While most attention is on the Kings, the supporting cast is the cream of the West Coast trad scene. Stan Wrightsman played for Bob Scobey, and two men were Dick’s bandmates in the Firehouse Five. (The most famous, George Bruns, composed for Disney films.) Usually they stay in the background, with some thrilling exceptions. Bruns, on bittery tuba, is great on “Hello! Ma Baby”, a roly-poly solo of great delight. Ray Leatherwood snaps a mighty bass; check him on “Banjo Rag”, one of three originals. The weak link is the tack piano; they want a honky-tonk feel but it sounds like a gimmick. (The second Foster medley has standard piano, and is better for it.) A nice easy group, they let the Kings take charge, and do they ever.

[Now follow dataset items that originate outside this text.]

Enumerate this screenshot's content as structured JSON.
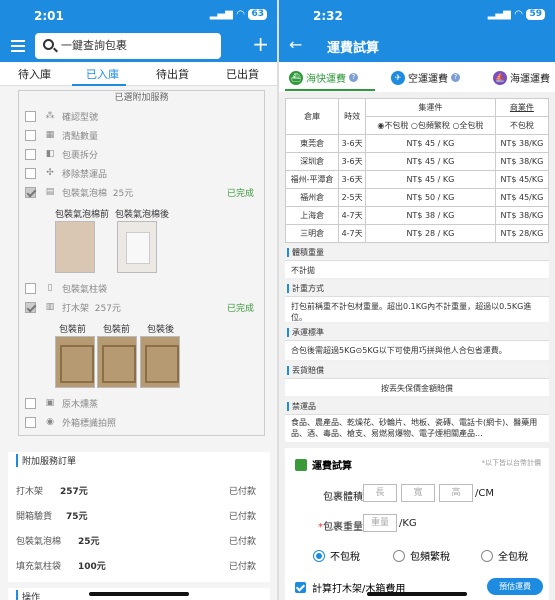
{
  "left": {
    "status": {
      "time": "2:01",
      "battery": "63"
    },
    "search_placeholder": "一鍵查詢包裹",
    "tabs": [
      "待入庫",
      "已入庫",
      "待出貨",
      "已出貨"
    ],
    "services_title": "已選附加服務",
    "services": [
      {
        "label": "確認型號",
        "icon": "cubes-icon",
        "checked": false,
        "done": ""
      },
      {
        "label": "清點數量",
        "icon": "grid-icon",
        "checked": false,
        "done": ""
      },
      {
        "label": "包裹拆分",
        "icon": "split-icon",
        "checked": false,
        "done": ""
      },
      {
        "label": "移除禁運品",
        "icon": "remove-icon",
        "checked": false,
        "done": ""
      },
      {
        "label": "包裝氣泡棉",
        "price": "25元",
        "icon": "bubble-wrap-icon",
        "checked": true,
        "done": "已完成"
      },
      {
        "label": "包裝氣柱袋",
        "icon": "air-bag-icon",
        "checked": false,
        "done": ""
      },
      {
        "label": "打木架",
        "price": "257元",
        "icon": "wood-frame-icon",
        "checked": true,
        "done": "已完成"
      },
      {
        "label": "原木燻蒸",
        "icon": "fumigation-icon",
        "checked": false,
        "done": ""
      },
      {
        "label": "外箱標識拍照",
        "icon": "camera-icon",
        "checked": false,
        "done": ""
      }
    ],
    "bubble_photos": [
      "包裝氣泡棉前",
      "包裝氣泡棉後"
    ],
    "wood_photos": [
      "包裝前",
      "包裝前",
      "包裝後"
    ],
    "orders_title": "附加服務訂單",
    "orders": [
      {
        "name": "打木架",
        "price": "257元",
        "status": "已付款"
      },
      {
        "name": "開箱驗貨",
        "price": "75元",
        "status": "已付款"
      },
      {
        "name": "包裝氣泡棉",
        "price": "25元",
        "status": "已付款"
      },
      {
        "name": "填充氣柱袋",
        "price": "100元",
        "status": "已付款"
      }
    ],
    "ops_title": "操作"
  },
  "right": {
    "status": {
      "time": "2:32",
      "battery": "59"
    },
    "title": "運費試算",
    "ship_tabs": [
      "海快運費",
      "空運運費",
      "海運運費"
    ],
    "table": {
      "headers": [
        "倉庫",
        "時效",
        "集運件",
        "商業件"
      ],
      "tax_options": [
        "不包稅",
        "包頻繁稅",
        "全包稅"
      ],
      "commercial_sub": "不包稅",
      "rows": [
        [
          "東莞倉",
          "3-6天",
          "NT$ 45 / KG",
          "NT$ 38/KG"
        ],
        [
          "深圳倉",
          "3-6天",
          "NT$ 45 / KG",
          "NT$ 38/KG"
        ],
        [
          "福州-平潭倉",
          "3-6天",
          "NT$ 45 / KG",
          "NT$ 45/KG"
        ],
        [
          "福州倉",
          "2-5天",
          "NT$ 50 / KG",
          "NT$ 45/KG"
        ],
        [
          "上海倉",
          "4-7天",
          "NT$ 38 / KG",
          "NT$ 38/KG"
        ],
        [
          "三明倉",
          "4-7天",
          "NT$ 28 / KG",
          "NT$ 28/KG"
        ]
      ]
    },
    "sections": [
      {
        "title": "體積重量",
        "body": "不計拋"
      },
      {
        "title": "計重方式",
        "body": "打包前稱重不計包材重量。超出0.1KG內不計重量，超過以0.5KG進位。"
      },
      {
        "title": "承運標準",
        "body": "合包後需超過5KG⊙5KG以下可使用巧拼與他人合包省運費。"
      },
      {
        "title": "丟貨賠償",
        "body": "按丟失保價金額賠償"
      },
      {
        "title": "禁運品",
        "body": "食品、農產品、乾燥花、砂輪片、地板、瓷磚、電話卡(網卡)、醫藥用品、酒、毒品、槍支、易燃易爆物、電子煙相關產品..."
      }
    ],
    "calc": {
      "title": "運費試算",
      "note": "*以下皆以台幣計價",
      "volume_label": "包裹體積",
      "dims": [
        "長",
        "寬",
        "高"
      ],
      "volume_unit": "/CM",
      "weight_label": "包裹重量",
      "weight_placeholder": "重量",
      "weight_unit": "/KG",
      "tax_options": [
        "不包稅",
        "包頻繁稅",
        "全包稅"
      ],
      "wood_option": "計算打木架/木箱費用",
      "estimate_btn": "預估運費"
    }
  }
}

While the main task is sunny nostalgia, I like it when they show some muscle. “Burglar Buck” is a fun scamper, worried notes as banjos make their escape. “Banjo Bounce” is the best original, where big notes contrast with sour plucks. Roberts is splendid, so high he’s a mandolin. Roundtree is great on “Alabamy”, and “Pickin’” is a banjo frenzy, as it sounds like eight hands! It sounds like both strum, with notes sprinkled on top – very tasty.